De meest toegepaste manier om identiteitsfraude te plegen is het sturen van e-mails, zogenaamd namens een bank, waarin de ontvanger wordt gevraagd zijn beveiligings- en persoonlijke informatie te updaten. Een ander veel voorkomend voorbeeld is het verzoek om geld te doneren aan een goed doel.
Ondanks dat persoonlijke gegevens tegenwoordig vaak digitaal opgeslagen worden, schuilt er ook nog altijd een aanzienlijk risico in de papieren opslag van fraudegevoelig materiaal. Nederlanders bewaren hun persoonlijke gegevens namelijk het vaakst in een kast of la thuis (27 procent) of in hun tas of portemonnee (23 procent), tegen 22 procent op een pc of op een laptop, telefoon of tablet (ook 22 procent).

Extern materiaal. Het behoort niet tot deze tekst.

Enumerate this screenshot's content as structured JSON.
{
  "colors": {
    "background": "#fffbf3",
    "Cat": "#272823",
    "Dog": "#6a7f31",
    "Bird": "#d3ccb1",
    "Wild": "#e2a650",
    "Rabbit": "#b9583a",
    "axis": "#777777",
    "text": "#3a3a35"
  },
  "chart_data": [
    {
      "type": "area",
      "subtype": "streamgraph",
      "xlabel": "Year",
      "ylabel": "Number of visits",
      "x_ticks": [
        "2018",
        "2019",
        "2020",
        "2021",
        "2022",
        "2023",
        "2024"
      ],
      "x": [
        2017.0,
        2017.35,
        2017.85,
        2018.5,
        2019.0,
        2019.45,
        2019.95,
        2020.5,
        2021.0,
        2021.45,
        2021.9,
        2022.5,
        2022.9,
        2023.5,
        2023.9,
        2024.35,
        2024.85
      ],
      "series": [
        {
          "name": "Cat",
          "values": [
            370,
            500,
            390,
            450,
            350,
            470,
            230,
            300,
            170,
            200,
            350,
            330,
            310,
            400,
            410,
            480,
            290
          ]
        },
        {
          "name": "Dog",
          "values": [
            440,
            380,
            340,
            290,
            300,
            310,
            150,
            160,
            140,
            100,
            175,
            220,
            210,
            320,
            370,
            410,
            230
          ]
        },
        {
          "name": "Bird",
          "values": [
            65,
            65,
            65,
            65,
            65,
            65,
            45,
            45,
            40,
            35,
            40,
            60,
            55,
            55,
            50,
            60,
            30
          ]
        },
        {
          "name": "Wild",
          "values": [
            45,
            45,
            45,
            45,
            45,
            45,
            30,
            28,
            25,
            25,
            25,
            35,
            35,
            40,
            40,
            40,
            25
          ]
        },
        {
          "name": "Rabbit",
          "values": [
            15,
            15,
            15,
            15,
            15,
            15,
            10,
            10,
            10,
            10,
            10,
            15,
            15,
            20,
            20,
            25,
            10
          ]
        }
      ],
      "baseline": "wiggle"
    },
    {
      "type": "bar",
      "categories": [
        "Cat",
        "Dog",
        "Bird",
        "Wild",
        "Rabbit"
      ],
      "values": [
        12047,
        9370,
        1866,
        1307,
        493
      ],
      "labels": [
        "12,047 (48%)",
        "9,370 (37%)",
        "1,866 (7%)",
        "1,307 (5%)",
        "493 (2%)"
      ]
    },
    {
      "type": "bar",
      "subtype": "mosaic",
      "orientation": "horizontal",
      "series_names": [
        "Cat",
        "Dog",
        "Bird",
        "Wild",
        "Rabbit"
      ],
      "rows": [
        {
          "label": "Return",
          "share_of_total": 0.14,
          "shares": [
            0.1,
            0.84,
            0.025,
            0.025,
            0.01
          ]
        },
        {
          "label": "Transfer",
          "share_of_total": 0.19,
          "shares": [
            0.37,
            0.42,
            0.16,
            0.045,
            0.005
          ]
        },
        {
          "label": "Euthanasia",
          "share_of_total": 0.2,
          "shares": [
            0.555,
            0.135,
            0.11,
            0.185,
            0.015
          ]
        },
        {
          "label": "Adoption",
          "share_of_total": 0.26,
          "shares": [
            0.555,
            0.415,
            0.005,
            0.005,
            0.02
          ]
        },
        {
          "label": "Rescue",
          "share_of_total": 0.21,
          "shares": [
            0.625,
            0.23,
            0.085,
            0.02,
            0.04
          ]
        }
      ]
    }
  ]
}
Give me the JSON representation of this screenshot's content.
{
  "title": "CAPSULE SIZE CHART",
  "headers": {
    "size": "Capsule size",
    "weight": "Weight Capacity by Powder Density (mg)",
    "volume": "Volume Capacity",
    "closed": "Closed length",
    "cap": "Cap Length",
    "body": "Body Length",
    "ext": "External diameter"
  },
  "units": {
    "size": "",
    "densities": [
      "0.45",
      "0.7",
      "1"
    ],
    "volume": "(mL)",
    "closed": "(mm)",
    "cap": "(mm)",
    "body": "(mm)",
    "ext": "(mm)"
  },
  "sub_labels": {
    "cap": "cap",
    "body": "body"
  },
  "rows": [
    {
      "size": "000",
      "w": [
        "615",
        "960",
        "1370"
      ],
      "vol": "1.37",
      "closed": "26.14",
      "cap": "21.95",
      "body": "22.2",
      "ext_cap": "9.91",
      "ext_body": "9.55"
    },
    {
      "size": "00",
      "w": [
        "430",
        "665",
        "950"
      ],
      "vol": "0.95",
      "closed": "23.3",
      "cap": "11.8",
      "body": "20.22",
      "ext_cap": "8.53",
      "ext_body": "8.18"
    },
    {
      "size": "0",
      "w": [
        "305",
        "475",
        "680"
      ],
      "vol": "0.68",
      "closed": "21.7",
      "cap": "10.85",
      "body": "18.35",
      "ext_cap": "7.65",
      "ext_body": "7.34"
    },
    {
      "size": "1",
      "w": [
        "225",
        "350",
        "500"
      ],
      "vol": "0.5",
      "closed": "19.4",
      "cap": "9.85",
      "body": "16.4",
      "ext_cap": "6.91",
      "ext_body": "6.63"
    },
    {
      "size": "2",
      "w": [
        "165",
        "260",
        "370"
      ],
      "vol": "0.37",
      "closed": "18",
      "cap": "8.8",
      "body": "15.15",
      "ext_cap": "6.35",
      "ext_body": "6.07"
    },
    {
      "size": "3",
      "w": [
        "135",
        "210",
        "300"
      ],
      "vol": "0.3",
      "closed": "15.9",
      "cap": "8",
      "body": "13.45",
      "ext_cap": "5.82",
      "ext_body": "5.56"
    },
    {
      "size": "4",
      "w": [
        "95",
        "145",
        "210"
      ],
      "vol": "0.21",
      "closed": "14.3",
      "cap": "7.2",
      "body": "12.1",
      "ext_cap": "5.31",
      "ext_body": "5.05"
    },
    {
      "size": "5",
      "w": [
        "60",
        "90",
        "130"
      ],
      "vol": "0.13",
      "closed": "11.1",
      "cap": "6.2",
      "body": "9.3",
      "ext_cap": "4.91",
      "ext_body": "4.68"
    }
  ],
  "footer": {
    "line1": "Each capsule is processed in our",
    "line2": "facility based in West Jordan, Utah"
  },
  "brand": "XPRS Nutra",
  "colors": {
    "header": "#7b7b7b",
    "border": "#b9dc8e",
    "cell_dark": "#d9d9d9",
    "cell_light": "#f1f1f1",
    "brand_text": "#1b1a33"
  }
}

Ruim vijftig procent van de Nederlandse respondenten is ooit in aanraking gekomen met een serieuze poging tot identiteitsfraude, terwijl twaalf procent hier daadwerkelijk slachtoffer van is geworden. In de meeste gevallen ging het om geld dat van de bankrekening werd gehaald. Andere voorbeelden zijn de aanvraag van een creditcard op naam van het slachtoffer, het openen van een nieuwe bankrekening onder een valse naam of zelfs het kopen van een huis onder andermans naam.
Gemiddeld duurt het in Nederland meer dan anderhalf jaar voordat slachtoffers zich bewust worden van identiteitsfraude. De situatie oplossen kost gemiddeld nog eens een goed jaar (11,8 maanden). Volgens de onderzoekers leed 71% van de slachtoffers een financieel verlies van gemiddeld meer dan € 6.000 per persoon in Nederland als gevolg van identiteitsfraude.
Wie dit soort problemen wil voorkomen, moet vooral voorzichtig zijn met het afgeven van kopieën van identiteitsbewijzen. ‘Eenvoudige maatregelen als het noteren van het doel en de datum op een kopie zal misbruik bij een andere organisatie of op een andere datum al kunnen voorkomen’, tipt Michel Savelkoul, manager van het Centraal Meldpunt Identiteitsfraude- en fouten.
De resultaten komen uit het Europese onderzoek “ID Fraud prevention research 2012”. Voor het onderzoek werden 5.507 respondenten ondervraagd in Engeland, Frankrijk, Duitsland, Nederland, Spanje, Italië, Polen, Rusland en België.